ゾエの言葉にその気になっていたが、そもそもルイは生徒達に距離を置かれる存在だった。
これまで処置室が賑わっていたのはゾエの人柄があればこそ。彼女がいない処置室、微妙な立場の王子が素人判断を下す部屋を、さして障りとならない怪我や不調を訴える為に訪れる必要はない。それこそ無視するか、どうにも我慢がならなければ家のかかりつけの医者に診てもらえば良い。

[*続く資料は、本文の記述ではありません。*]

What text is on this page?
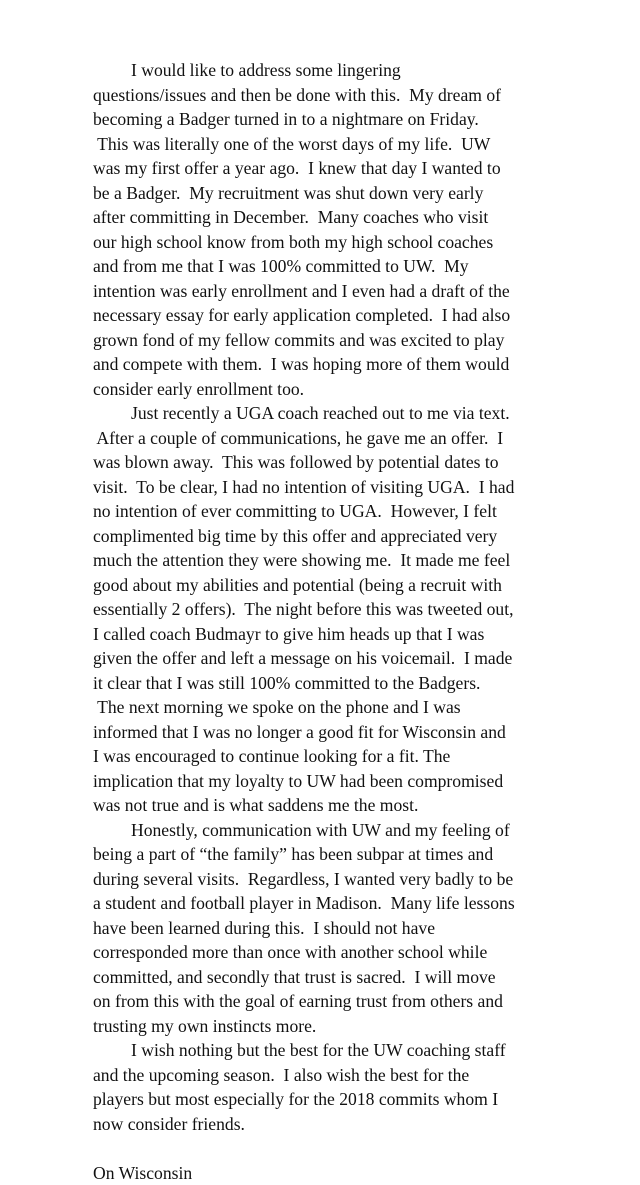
I would like to address some lingering
questions/issues and then be done with this.  My dream of
becoming a Badger turned in to a nightmare on Friday.
This was literally one of the worst days of my life.  UW
was my first offer a year ago.  I knew that day I wanted to
be a Badger.  My recruitment was shut down very early
after committing in December.  Many coaches who visit
our high school know from both my high school coaches
and from me that I was 100% committed to UW.  My
intention was early enrollment and I even had a draft of the
necessary essay for early application completed.  I had also
grown fond of my fellow commits and was excited to play
and compete with them.  I was hoping more of them would
consider early enrollment too.
Just recently a UGA coach reached out to me via text.
After a couple of communications, he gave me an offer.  I
was blown away.  This was followed by potential dates to
visit.  To be clear, I had no intention of visiting UGA.  I had
no intention of ever committing to UGA.  However, I felt
complimented big time by this offer and appreciated very
much the attention they were showing me.  It made me feel
good about my abilities and potential (being a recruit with
essentially 2 offers).  The night before this was tweeted out,
I called coach Budmayr to give him heads up that I was
given the offer and left a message on his voicemail.  I made
it clear that I was still 100% committed to the Badgers.
The next morning we spoke on the phone and I was
informed that I was no longer a good fit for Wisconsin and
I was encouraged to continue looking for a fit. The
implication that my loyalty to UW had been compromised
was not true and is what saddens me the most.
Honestly, communication with UW and my feeling of
being a part of “the family” has been subpar at times and
during several visits.  Regardless, I wanted very badly to be
a student and football player in Madison.  Many life lessons
have been learned during this.  I should not have
corresponded more than once with another school while
committed, and secondly that trust is sacred.  I will move
on from this with the goal of earning trust from others and
trusting my own instincts more.
I wish nothing but the best for the UW coaching staff
and the upcoming season.  I also wish the best for the
players but most especially for the 2018 commits whom I
now consider friends.
On Wisconsin
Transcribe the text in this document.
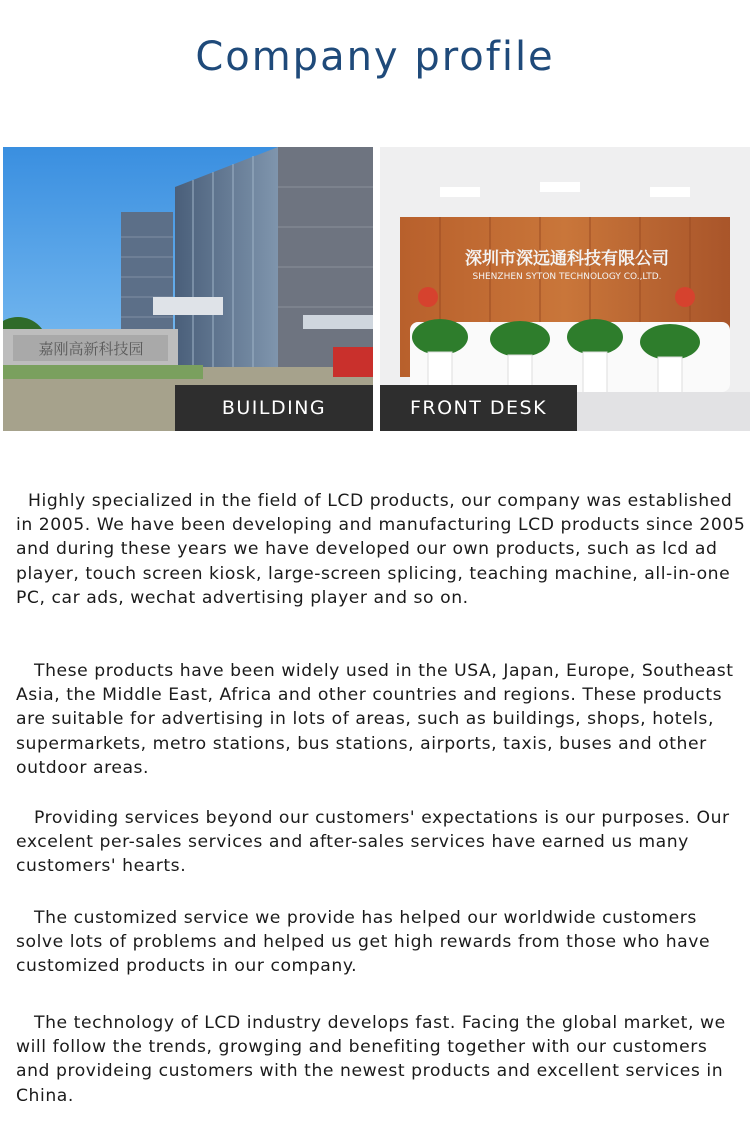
Company profile
嘉刚高新科技园
BUILDING
深圳市深远通科技有限公司
SHENZHEN SYTON TECHNOLOGY CO.,LTD.
FRONT DESK

Highly specialized in the field of LCD products, our company was established in 2005. We have been developing and manufacturing LCD products since 2005 and during these years we have developed our own products, such as lcd ad player, touch screen kiosk, large-screen splicing, teaching machine, all-in-one PC, car ads, wechat advertising player and so on.

These products have been widely used in the USA, Japan, Europe, Southeast Asia, the Middle East, Africa and other countries and regions. These products are suitable for advertising in lots of areas, such as buildings, shops, hotels, supermarkets, metro stations, bus stations, airports, taxis, buses and other outdoor areas.

Providing services beyond our customers' expectations is our purposes. Our excelent per-sales services and after-sales services have earned us many customers' hearts.

The customized service we provide has helped our worldwide customers solve lots of problems and helped us get high rewards from those who have customized products in our company.

The technology of LCD industry develops fast. Facing the global market, we will follow the trends, growging and benefiting together with our customers and provideing customers with the newest products and excellent services in China.
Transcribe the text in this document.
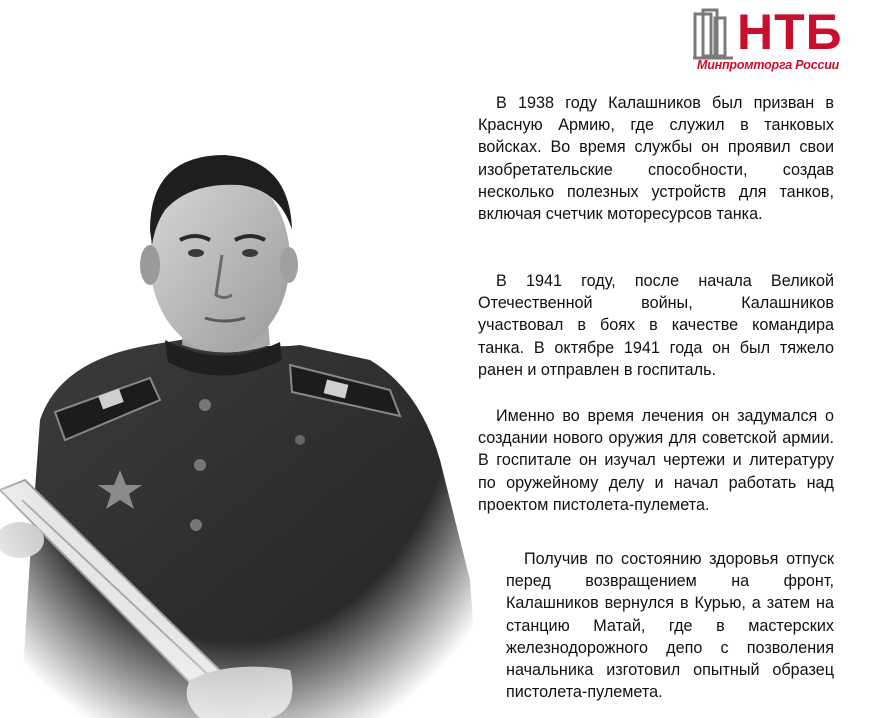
НТБ
Минпромторга России

В 1938 году Калашников был призван в Красную Армию, где служил в танковых войсках. Во время службы он проявил свои изобретательские способности, создав несколько полезных устройств для танков, включая счетчик моторесурсов танка.

В 1941 году, после начала Великой Отечественной войны, Калашников участвовал в боях в качестве командира танка. В октябре 1941 года он был тяжело ранен и отправлен в госпиталь.

Именно во время лечения он задумался о создании нового оружия для советской армии. В госпитале он изучал чертежи и литературу по оружейному делу и начал работать над проектом пистолета-пулемета.

Получив по состоянию здоровья отпуск перед возвращением на фронт, Калашников вернулся в Курью, а затем на станцию Матай, где в мастерских железнодорожного депо с позволения начальника изготовил опытный образец пистолета-пулемета.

この考えに至った者がほとんどだったようで、処置室の患者はぱたりと途絶えた。
ルイは嘆息したが、学校にも届けを出した手前、逃げるわけにもいかない。
仕方なく誰も扉を叩かぬ処置室で、ひたすら部屋の掃除、薬棚の整理に励んでいた。部屋の隅には、物置からあふれた埃と未整理の紙束と帳面が層になって積み上げられたものがいくつも放置されていた。それも、毎日手を動かしているとあっという間に全てはあるべき場所へ収まり、処置室は綺麗に整えられた。
そうして。
一週間ほどの軽作業と大掃除が終わって、やることがなくなったルイが手持ち無沙汰に患者名簿を繰っていた夕刻。
一人の男が医療処置室の扉を叩いたのだった。